Artists Talk: Ben Brody

Please join VCP on Friday, April 8th at 6pm for an artists talk with Northampton, MA photographer and April 2016 solo-exhibitor Ben Brody. Ben’s exhibition “Endgame: Afghanistan” is on display at VCP from April 1st through May 1st, 2016.

WHERE:  VCP, 49 Flat Street, Brattleboro, VT, 05301
WHEN:  Friday, April 8th – 6pm

The talk is FREE and open to the public. Refreshments will be served.

Biography:
Brody has been photographing and writing about the American wars in Iraq and Afghanistan since 2005. In Afghanistan Brody primarily worked for the nonprofit GroundTruth Project, seeking to read between the lines of America’s endgame for its longest war.  He tries to make images of this historical event with an eye toward the psychology and the often strange circumstances of its political and military actors.  The fruit of his long labors in Afghanistan is FOREVERSTAN, an ambitious multimedia exploration of America’s attempts to extricate itself from Afghanistan in an orderly fashion.

He was recently a finalist for the Leica Oskar Barnack Award, a LensCulture Exposure Award and was named to Photolucida’s Critical Mass Top 50 for 2014.

From the Artist:
“I have been working in Afghanistan for the better part of five years, documenting the American experience there through photography and writing. Rather than taking a strictly hard news-oriented approach, I endeavor to make images that speak to the fundamental truths about the conflict – the absurdity of a rudderless war, the alienation in the cultural upheaval on both sides, and the bankruptcy of counterinsurgency doctrine as a basis for the continued fight.

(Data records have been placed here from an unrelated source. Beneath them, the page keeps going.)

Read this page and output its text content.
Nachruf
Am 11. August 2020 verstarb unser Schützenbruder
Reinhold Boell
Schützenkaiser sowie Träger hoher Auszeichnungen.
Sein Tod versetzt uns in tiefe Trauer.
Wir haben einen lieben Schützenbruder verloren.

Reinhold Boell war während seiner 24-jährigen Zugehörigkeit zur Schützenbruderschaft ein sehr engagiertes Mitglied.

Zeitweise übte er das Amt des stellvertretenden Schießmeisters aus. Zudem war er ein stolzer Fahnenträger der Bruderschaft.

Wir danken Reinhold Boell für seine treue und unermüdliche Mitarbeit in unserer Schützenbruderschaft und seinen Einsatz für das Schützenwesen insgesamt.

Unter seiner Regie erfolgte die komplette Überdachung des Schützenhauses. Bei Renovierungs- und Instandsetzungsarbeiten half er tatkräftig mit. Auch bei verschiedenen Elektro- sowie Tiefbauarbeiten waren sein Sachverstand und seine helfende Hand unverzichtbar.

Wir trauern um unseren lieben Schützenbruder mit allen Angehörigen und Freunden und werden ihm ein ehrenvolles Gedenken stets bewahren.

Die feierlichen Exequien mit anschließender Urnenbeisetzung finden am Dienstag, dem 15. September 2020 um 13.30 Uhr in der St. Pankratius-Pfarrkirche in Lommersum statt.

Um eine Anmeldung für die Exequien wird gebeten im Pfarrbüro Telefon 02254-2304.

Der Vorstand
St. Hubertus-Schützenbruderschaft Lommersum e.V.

This war is personal for me, both as an American citizen and as a former soldier who fought in Iraq for more than two years. I believe this gives me a unique perspective and authority on my subject. The past twelve years of American war have been marked by a doctrinal shift away from massive, mechanized invasions (as in Iraq) and into a realm known as counterinsurgency. It is a poorly defined strategy, a loose collection of maxims and presumptions, yet many military leaders praise its virtues with almost religious fervor.

The core fallacy of the counterinsurgency doctrine is its presumption of an infallible US soldier, capable of winning anyone’s heart and mind. I often focus on showing this untruth through the profound disconnect between American and Afghan cultures, at the points where they collide. The Arab Spring drew almost every western photographer away from Afghanistan, and I am one of very few who has stayed with this story. Working for the nonprofit GroundTruth Project, I have not worked in service to an advertising-driven news cycle, and have never tailored my coverage to please the military’s strategic messaging experts or guarantee my own future access.

I find the quiet moments of this war are more often revealing than the loud. The existential folly is laid bare, the catch-22s more apparent, the tragic comedy marking everyone.”